Our retrospective study and meta-analysis results suggest that ET may shorten the ICU LOS and total hospital LOS and reduce the occurrence of VAP in severe stroke patients, but it has no significant effect on mechanical ventilation time or mortality. More research may be needed in the future to further evaluate the impact of ET on the prognosis of patients with severe stroke.

Data Sharing Statement

The datasets used and/or analyzed during the current study are available from the corresponding author on reasonable request.

Statement of Ethics

The study protocol complied with the Declaration of Helsinki and was approved by the Ethics Committee of the Second Affiliated Hospital of Nanchang University.

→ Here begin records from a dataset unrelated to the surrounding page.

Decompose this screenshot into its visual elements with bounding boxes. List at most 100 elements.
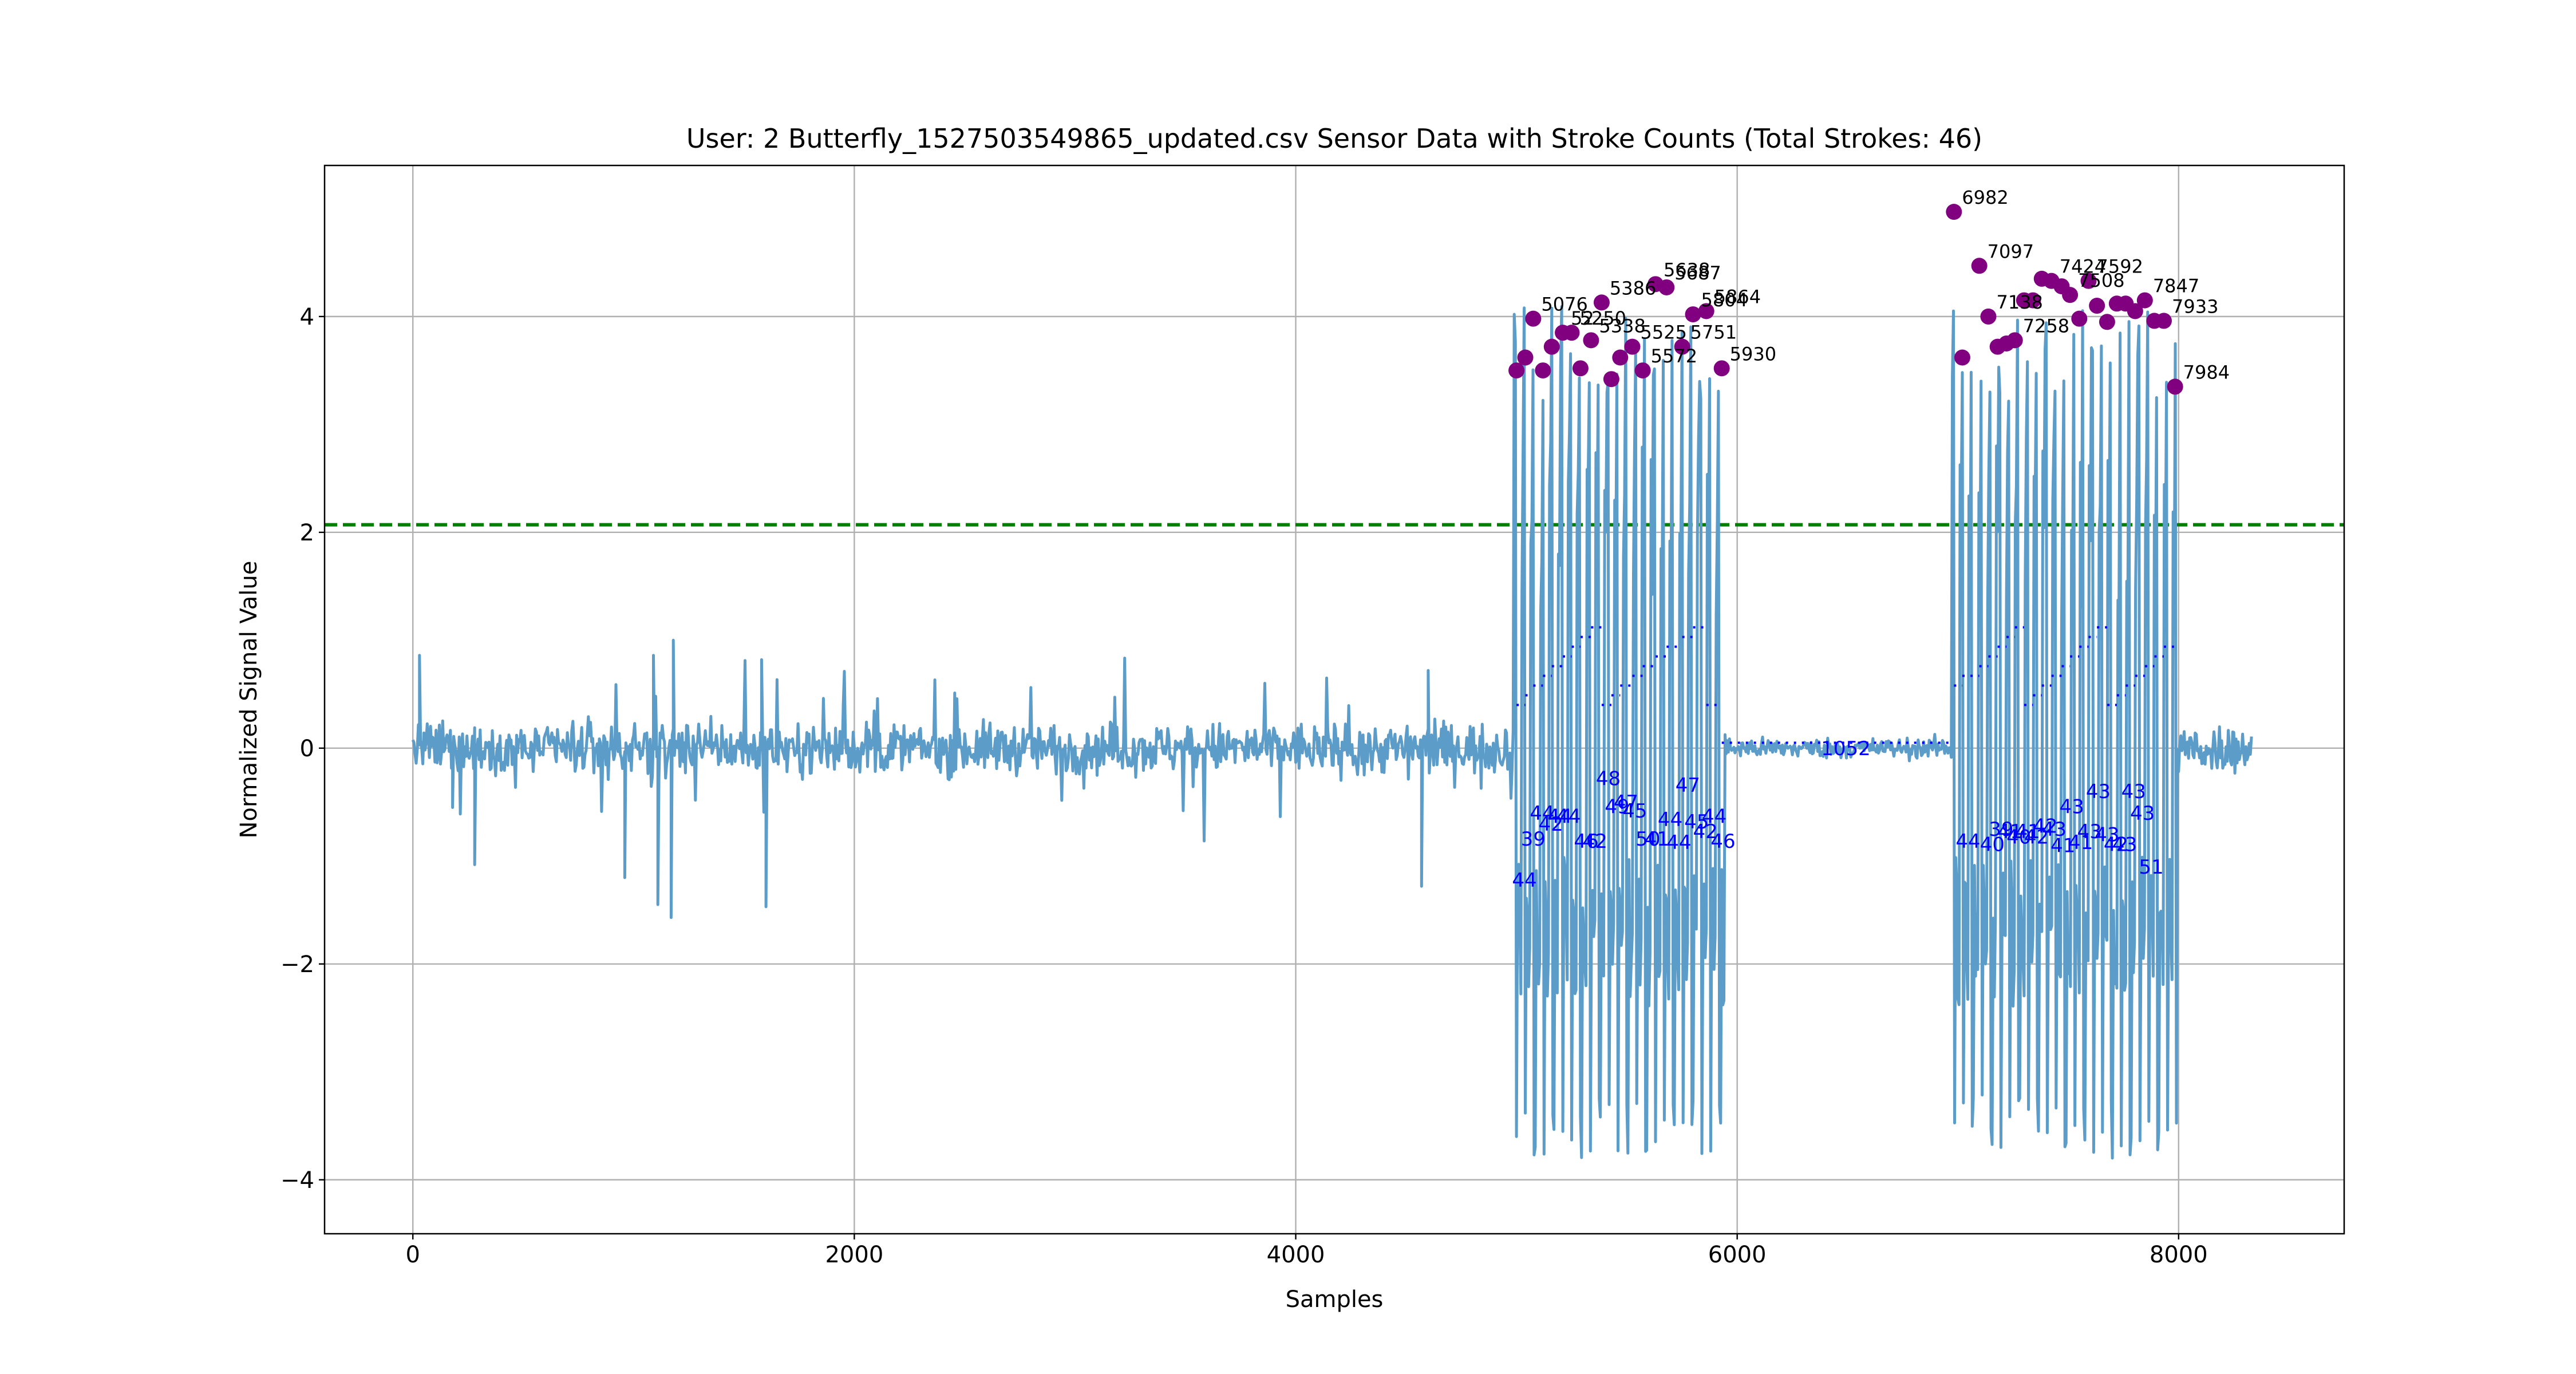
peak-label: 7508	[2078, 270, 2124, 291]
peak-label: 5572	[1651, 345, 1697, 367]
stroke-count-label: 43	[2130, 802, 2155, 825]
peak-label: 7933	[2172, 295, 2218, 317]
peak-marker	[1980, 308, 1997, 325]
peak-marker	[1563, 325, 1580, 341]
y-tick-label: −4	[280, 1167, 314, 1194]
peak-marker	[2127, 303, 2143, 319]
peak-label: 5638	[1664, 259, 1710, 281]
peak-label: 5386	[1610, 277, 1656, 299]
peak-marker	[1508, 362, 1525, 379]
peak-marker	[1634, 362, 1651, 379]
stroke-count-label: 47	[1614, 791, 1638, 814]
peak-label: 5687	[1674, 262, 1721, 284]
stroke-count-labels: 4439444244444642484947455041444447454244…	[1512, 737, 2163, 892]
stroke-count-label: 40	[2006, 826, 2031, 848]
x-tick-label: 6000	[1708, 1242, 1767, 1268]
peak-markers	[1508, 204, 2183, 395]
y-tick-label: −2	[280, 951, 314, 978]
peak-marker	[2167, 378, 2183, 395]
x-tick-label: 8000	[2150, 1242, 2208, 1268]
peak-marker	[1685, 306, 1701, 323]
stroke-count-label: 39	[1989, 818, 2013, 841]
stroke-interval-markers	[1516, 626, 2175, 744]
stroke-count-label: 43	[2112, 834, 2137, 856]
signal-line	[411, 305, 2253, 1160]
stroke-count-label: 43	[2042, 818, 2067, 841]
stroke-count-label: 44	[1547, 806, 1572, 828]
peak-marker	[1698, 303, 1714, 319]
x-tick-label: 2000	[825, 1242, 883, 1268]
y-axis-ticks: −4 −2 0 2 4	[280, 304, 325, 1194]
peak-marker	[1954, 349, 1970, 366]
peak-label: 6982	[1962, 187, 2008, 208]
stroke-count-label: 44	[1702, 806, 1726, 828]
peak-marker	[2025, 292, 2041, 309]
signal-series	[411, 305, 2253, 1160]
peak-marker	[1517, 349, 1534, 366]
x-tick-label: 4000	[1267, 1242, 1325, 1268]
peak-marker	[2099, 314, 2115, 330]
stroke-count-label: 43	[2060, 796, 2084, 819]
x-axis-ticks: 0 2000 4000 6000 8000	[406, 1234, 2208, 1268]
stroke-count-label: 41	[2015, 820, 2040, 843]
stroke-count-label: 50	[1635, 828, 1660, 851]
y-tick-label: 0	[300, 736, 314, 762]
chart-title: User: 2 Butterfly_1527503549865_updated.…	[686, 123, 1982, 154]
stroke-count-label: 41	[2068, 831, 2093, 854]
stroke-count-label: 43	[2077, 820, 2101, 843]
peak-marker	[1543, 338, 1560, 355]
peak-label: 7847	[2153, 275, 2199, 297]
peak-label: 7138	[1996, 291, 2042, 313]
stroke-count-label: 45	[1622, 800, 1647, 823]
peak-label: 5930	[1730, 343, 1776, 365]
stroke-count-label: 48	[1596, 768, 1621, 791]
stroke-count-label: 39	[1521, 828, 1546, 851]
stroke-count-label: 44	[1666, 831, 1691, 854]
peak-label: 5076	[1541, 294, 1587, 315]
stroke-count-label: 43	[2086, 780, 2111, 803]
peak-marker	[2062, 287, 2079, 303]
stroke-count-label: 43	[2095, 824, 2119, 847]
peak-marker	[1583, 332, 1599, 349]
stroke-count-label: 42	[1539, 813, 1563, 836]
stroke-count-label: 41	[2050, 834, 2075, 857]
x-tick-label: 0	[406, 1242, 420, 1268]
stroke-count-label: 42	[2024, 826, 2049, 848]
stroke-count-label: 51	[2139, 856, 2163, 879]
peak-marker	[1971, 258, 1988, 274]
peak-marker	[2155, 313, 2172, 329]
stroke-count-label: 44	[1955, 830, 1980, 853]
stroke-count-label: 49	[1605, 796, 1629, 819]
peak-marker	[2080, 273, 2097, 289]
peak-label: 7424	[2060, 256, 2106, 278]
stroke-count-label: 42	[2033, 815, 2057, 838]
stroke-count-label: 40	[1980, 834, 2005, 856]
stroke-count-label: 42	[1583, 830, 1607, 853]
stroke-count-label: 41	[1998, 820, 2022, 843]
peak-marker	[1946, 204, 1962, 220]
peak-marker	[1674, 338, 1690, 355]
peak-label: 5751	[1690, 322, 1737, 344]
peak-marker	[2006, 332, 2023, 349]
peak-label: 5864	[1714, 286, 1761, 307]
peak-marker	[1525, 310, 1542, 327]
stroke-count-label: 41	[1645, 828, 1669, 851]
peak-marker	[1572, 360, 1589, 377]
peak-label: 7097	[1988, 240, 2034, 262]
stroke-count-label: 42	[1693, 820, 1718, 843]
stroke-count-label: 45	[1684, 811, 1709, 834]
peak-marker	[1624, 338, 1641, 355]
peak-label: 7592	[2097, 256, 2143, 278]
peak-marker	[1593, 294, 1610, 311]
stroke-count-label: 42	[2104, 834, 2128, 856]
stroke-count-label: 44	[1658, 808, 1682, 831]
y-axis-label: Normalized Signal Value	[236, 561, 262, 839]
peak-marker	[1612, 349, 1629, 366]
y-tick-label: 4	[300, 304, 314, 330]
stroke-count-label: 46	[1710, 830, 1735, 853]
peak-label: 5804	[1701, 289, 1748, 311]
stroke-count-label: 46	[1574, 830, 1598, 853]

The procedures complied with institutional guidelines. Given the retrospective enrollment, patient consent for participation was waived by the Second Affiliated Hospital of Nanchang University. We promise that patient privacy data will not be available and published.

Author Contributions

All authors made a significant contribution to the work reported, whether that is in the conception, study design, execution, acquisition of data, analysis and interpretation, or in all these areas; took part in drafting, revising or critically reviewing the article; gave final approval of the version to be published; have agreed on the journal to which the article has been submitted; and agree to be accountable for all aspects of the work. YS and QC contributed equally to this work and are co-first authors.

Funding

This research was supported by the Science and Technology Program of the Jiangxi Provincial Health Commission (funding number 202110056).

Disclosure

The authors report no conflicts of interest in relation to this work.